Marijuana firm Cresco Labs posts Q4 revenue spike, 2018 profit

Chicago-based Cresco Labs’ revenue more than quadrupled during its fourth quarter, helping pave the company’s path to profitability in 2018.

The multistate, vertically integrated company posted fourth-quarter revenue of $17 million – up 411% from the same period in 2017.

Cresco said the increase was “driven by expansion into new markets and gains in market share in the states where the company operates.”

The firm’s net loss for the quarter totaled $2.6 million – narrowing from $3 million in the same quarter a year earlier.

Full-year revenue was $43.3 million – up 294% from 2017. Net income for the year was $3.9 million, rebounding from a net loss of $4 million in 2017.

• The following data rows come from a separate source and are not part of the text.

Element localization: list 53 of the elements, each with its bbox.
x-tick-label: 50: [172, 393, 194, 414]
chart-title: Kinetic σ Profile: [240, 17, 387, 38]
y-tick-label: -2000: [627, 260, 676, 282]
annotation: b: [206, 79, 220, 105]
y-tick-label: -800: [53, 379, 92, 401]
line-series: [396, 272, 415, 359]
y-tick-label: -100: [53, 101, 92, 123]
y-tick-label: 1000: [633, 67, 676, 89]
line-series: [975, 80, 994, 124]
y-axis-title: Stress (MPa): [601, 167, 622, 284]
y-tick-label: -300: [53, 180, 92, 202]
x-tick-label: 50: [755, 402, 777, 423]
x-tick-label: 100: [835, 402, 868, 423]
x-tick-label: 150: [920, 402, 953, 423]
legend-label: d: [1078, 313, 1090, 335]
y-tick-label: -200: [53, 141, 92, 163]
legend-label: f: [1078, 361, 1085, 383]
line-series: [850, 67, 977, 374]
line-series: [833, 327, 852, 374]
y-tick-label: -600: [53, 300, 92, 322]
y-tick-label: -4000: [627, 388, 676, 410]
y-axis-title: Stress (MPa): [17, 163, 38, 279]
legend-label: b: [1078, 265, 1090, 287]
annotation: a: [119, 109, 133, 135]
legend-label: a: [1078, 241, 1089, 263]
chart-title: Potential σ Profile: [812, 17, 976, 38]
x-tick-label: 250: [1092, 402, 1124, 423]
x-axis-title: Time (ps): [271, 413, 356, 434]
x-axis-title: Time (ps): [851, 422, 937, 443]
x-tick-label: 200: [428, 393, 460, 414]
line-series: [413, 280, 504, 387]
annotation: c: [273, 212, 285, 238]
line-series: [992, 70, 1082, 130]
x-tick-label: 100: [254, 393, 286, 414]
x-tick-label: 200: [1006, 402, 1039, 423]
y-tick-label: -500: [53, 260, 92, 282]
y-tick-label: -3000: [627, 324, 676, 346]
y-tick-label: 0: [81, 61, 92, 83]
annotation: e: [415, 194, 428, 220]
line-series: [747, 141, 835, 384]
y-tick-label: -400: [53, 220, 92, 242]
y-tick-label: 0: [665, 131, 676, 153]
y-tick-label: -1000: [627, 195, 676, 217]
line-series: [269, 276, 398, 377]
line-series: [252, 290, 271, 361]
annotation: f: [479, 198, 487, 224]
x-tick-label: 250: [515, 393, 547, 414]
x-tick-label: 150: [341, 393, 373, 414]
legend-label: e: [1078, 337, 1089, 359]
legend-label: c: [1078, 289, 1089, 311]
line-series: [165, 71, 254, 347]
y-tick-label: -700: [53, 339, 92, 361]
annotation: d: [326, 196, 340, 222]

Like other multistate cannabis operators, Cresco Labs has been on an M&A spree:

  • Earlier this month, the company announced an $823 million deal to acquire Origin House – a Canadian firm with a massive portfolio of brands and major California presence. The all-stock deal marks the largest acquisition in the U.S. of a publicly traded cannabis firm, topping iAnthus’ $625 million, all-stock deal for MPX Bioceutical in October 2018.
  • In March, Cresco said it agreed to acquire Florida medical marijuana provider VidaCann in a $120 million cash and stock deal. The move gives Cresco a presence in Florida for the first time, expanding its operations into eight states.

Cresco Labs trades on the Canadian Stock Exchange under the ticker symbol CL and the OTC exchanges in the U.S. as CRLBF.